The world of AI has drastically transformed the daily lives of humans. Features like voice recognition have made it relatively easier to perform tasks like taking notes, writing documents, etc. The fact that speech recognition is faster is what makes it highly efficient. With the development of AI, speech recognition applications have expanded rapidly. Virtual assistants like Google, Alexa, and Siri implement voice recognition software to interact with users. Similarly, features like text to speech, speech to text, and text to text have also gained popularity with various apps.
Encouraged by the excellent performance of T5 (text-to-text transfer transformer) on pretrained natural language processing models, the scientists proposed a unified model SpeechT5 framework that explores coder pretraining for self-supervised speech/text.
representation learning. SpeechT5 is offered in Hugging Face Transformersan open source toolkit that provides easy implementations of state-of-the-art machine learning models.
SpeechT5 offers three different types of speech models in one architecture. Using a standard encoder-decoder framework, SpeechT5’s unified model framework enables learning of combined contextual representations for speech and text data. Their different speech models are:
- Text-to-speech: to create audio from scratch.
- Speech-to-text: to automatically recognize speech.
- Speech-to-speech: to perform voice augmentation or switch between voices.
The fundamental principle of SpeechT5 is to pretrain a model using a combination of text-to-speech, speech-to-text, text-to-text, and speech-to-speech data. In this way, the model learns simultaneously from speech and text. This pretraining method produces a model with a single hidden representation space shared by text and audio.
SpeechT5 is based on a standard transformer codec model. The encoder-decoder network simulates a sequential transformation using hidden representations, just like any other transformer. All SpeechT5 tasks share the same Transformer framework.
Adding pre-nets and post-nets allowed the same Transformer to handle text and voice data. Pre-role networks translate input text or speech into hidden Transformer representations. The subsequent network takes the outputs of the Transformer and reformats them as text or voice. To train the model for a diverse set of languages, the team feeds the model text/speech formats as input and thus generates the corresponding output in text/speech format.
text to speech: The model uses the following pre and post networks for the TTS task:
- Pre-net text encoder. A layer that translates text tokens into the hidden representations that the encoder anticipates. Comparable to what happens in an NLP model like BERT.
- Pre-net voice decoder. It takes a log mel spectrogram as input and compresses it into hidden representations using linear layers.
- Post-net voice decoder. It uses data from Tacotron 2 to predict that a residual will be added to the output spectrogram and to improve the findings.
dictation to text: The model employs the following pre- and post-networks for the speech-to-text task:
- Pre-network vocoder.
- Pre-network text decoder.
- Post-net text decoder.
voice to voice: The text-to-speech and speech-to-speech models of SpeechT5 are conceptually equivalent. Just replace the vocoder pre-network with the text scrambler prenetwork. The remaining model is similar.
Unlike other models, SpeechT5 is unique in that it allows users to perform numerous activities using the same architecture. The only thing that changes are the pre-grids and the post-grids. The model can perform each separate task more skillfully after being tuned by previously training it on these combined tasks. The suggested unified codec approach is capable of supporting generation tasks such as speech and speech conversion. Large-scale tests reveal that SpeechT5 significantly outperforms all baselines on various spoken language processing tasks. The research team will pretrain the SpeechT5 in the future with a larger model and more unlabeled data. For future work, the scientists are also interested in developing the SpeechT5 framework to solve tasks involving multilingual spoken language processing.

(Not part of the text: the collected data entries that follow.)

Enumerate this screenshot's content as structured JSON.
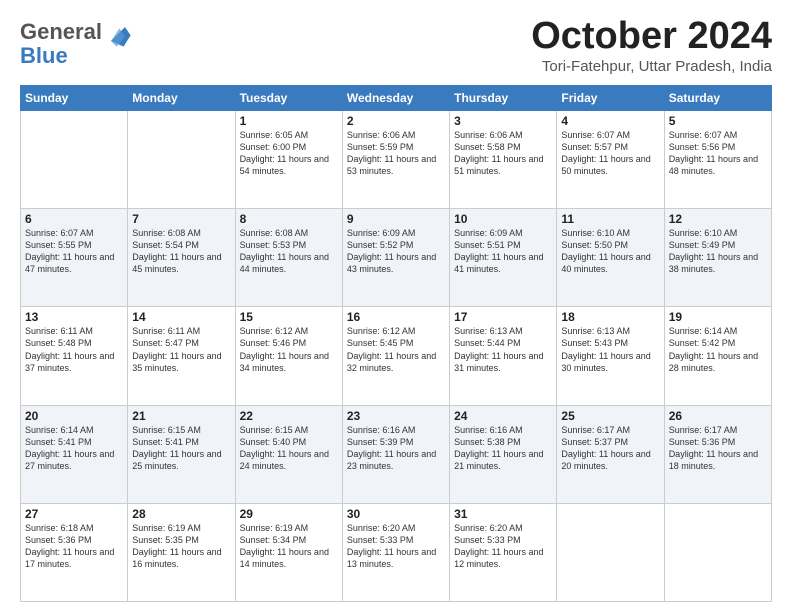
{
  "header": {
    "logo_general": "General",
    "logo_blue": "Blue",
    "month": "October 2024",
    "location": "Tori-Fatehpur, Uttar Pradesh, India"
  },
  "weekdays": [
    "Sunday",
    "Monday",
    "Tuesday",
    "Wednesday",
    "Thursday",
    "Friday",
    "Saturday"
  ],
  "weeks": [
    [
      {
        "day": "",
        "info": ""
      },
      {
        "day": "",
        "info": ""
      },
      {
        "day": "1",
        "info": "Sunrise: 6:05 AM\nSunset: 6:00 PM\nDaylight: 11 hours and 54 minutes."
      },
      {
        "day": "2",
        "info": "Sunrise: 6:06 AM\nSunset: 5:59 PM\nDaylight: 11 hours and 53 minutes."
      },
      {
        "day": "3",
        "info": "Sunrise: 6:06 AM\nSunset: 5:58 PM\nDaylight: 11 hours and 51 minutes."
      },
      {
        "day": "4",
        "info": "Sunrise: 6:07 AM\nSunset: 5:57 PM\nDaylight: 11 hours and 50 minutes."
      },
      {
        "day": "5",
        "info": "Sunrise: 6:07 AM\nSunset: 5:56 PM\nDaylight: 11 hours and 48 minutes."
      }
    ],
    [
      {
        "day": "6",
        "info": "Sunrise: 6:07 AM\nSunset: 5:55 PM\nDaylight: 11 hours and 47 minutes."
      },
      {
        "day": "7",
        "info": "Sunrise: 6:08 AM\nSunset: 5:54 PM\nDaylight: 11 hours and 45 minutes."
      },
      {
        "day": "8",
        "info": "Sunrise: 6:08 AM\nSunset: 5:53 PM\nDaylight: 11 hours and 44 minutes."
      },
      {
        "day": "9",
        "info": "Sunrise: 6:09 AM\nSunset: 5:52 PM\nDaylight: 11 hours and 43 minutes."
      },
      {
        "day": "10",
        "info": "Sunrise: 6:09 AM\nSunset: 5:51 PM\nDaylight: 11 hours and 41 minutes."
      },
      {
        "day": "11",
        "info": "Sunrise: 6:10 AM\nSunset: 5:50 PM\nDaylight: 11 hours and 40 minutes."
      },
      {
        "day": "12",
        "info": "Sunrise: 6:10 AM\nSunset: 5:49 PM\nDaylight: 11 hours and 38 minutes."
      }
    ],
    [
      {
        "day": "13",
        "info": "Sunrise: 6:11 AM\nSunset: 5:48 PM\nDaylight: 11 hours and 37 minutes."
      },
      {
        "day": "14",
        "info": "Sunrise: 6:11 AM\nSunset: 5:47 PM\nDaylight: 11 hours and 35 minutes."
      },
      {
        "day": "15",
        "info": "Sunrise: 6:12 AM\nSunset: 5:46 PM\nDaylight: 11 hours and 34 minutes."
      },
      {
        "day": "16",
        "info": "Sunrise: 6:12 AM\nSunset: 5:45 PM\nDaylight: 11 hours and 32 minutes."
      },
      {
        "day": "17",
        "info": "Sunrise: 6:13 AM\nSunset: 5:44 PM\nDaylight: 11 hours and 31 minutes."
      },
      {
        "day": "18",
        "info": "Sunrise: 6:13 AM\nSunset: 5:43 PM\nDaylight: 11 hours and 30 minutes."
      },
      {
        "day": "19",
        "info": "Sunrise: 6:14 AM\nSunset: 5:42 PM\nDaylight: 11 hours and 28 minutes."
      }
    ],
    [
      {
        "day": "20",
        "info": "Sunrise: 6:14 AM\nSunset: 5:41 PM\nDaylight: 11 hours and 27 minutes."
      },
      {
        "day": "21",
        "info": "Sunrise: 6:15 AM\nSunset: 5:41 PM\nDaylight: 11 hours and 25 minutes."
      },
      {
        "day": "22",
        "info": "Sunrise: 6:15 AM\nSunset: 5:40 PM\nDaylight: 11 hours and 24 minutes."
      },
      {
        "day": "23",
        "info": "Sunrise: 6:16 AM\nSunset: 5:39 PM\nDaylight: 11 hours and 23 minutes."
      },
      {
        "day": "24",
        "info": "Sunrise: 6:16 AM\nSunset: 5:38 PM\nDaylight: 11 hours and 21 minutes."
      },
      {
        "day": "25",
        "info": "Sunrise: 6:17 AM\nSunset: 5:37 PM\nDaylight: 11 hours and 20 minutes."
      },
      {
        "day": "26",
        "info": "Sunrise: 6:17 AM\nSunset: 5:36 PM\nDaylight: 11 hours and 18 minutes."
      }
    ],
    [
      {
        "day": "27",
        "info": "Sunrise: 6:18 AM\nSunset: 5:36 PM\nDaylight: 11 hours and 17 minutes."
      },
      {
        "day": "28",
        "info": "Sunrise: 6:19 AM\nSunset: 5:35 PM\nDaylight: 11 hours and 16 minutes."
      },
      {
        "day": "29",
        "info": "Sunrise: 6:19 AM\nSunset: 5:34 PM\nDaylight: 11 hours and 14 minutes."
      },
      {
        "day": "30",
        "info": "Sunrise: 6:20 AM\nSunset: 5:33 PM\nDaylight: 11 hours and 13 minutes."
      },
      {
        "day": "31",
        "info": "Sunrise: 6:20 AM\nSunset: 5:33 PM\nDaylight: 11 hours and 12 minutes."
      },
      {
        "day": "",
        "info": ""
      },
      {
        "day": "",
        "info": ""
      }
    ]
  ]
}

review the Paper and Related article. All credit for this research goes to the researchers of this project. Also, don’t forget to join our 13k+ ML SubReddit, discord channel, and electronic newsletterwhere we share the latest AI research news, exciting AI projects, and more.
Niharika is a technical consulting intern at Marktechpost. She is a third year student, currently pursuing her B.Tech from the Indian Institute of Technology (IIT), Kharagpur. She is a very enthusiastic individual with a strong interest in machine learning, data science, and artificial intelligence and an avid reader of the latest developments in these fields.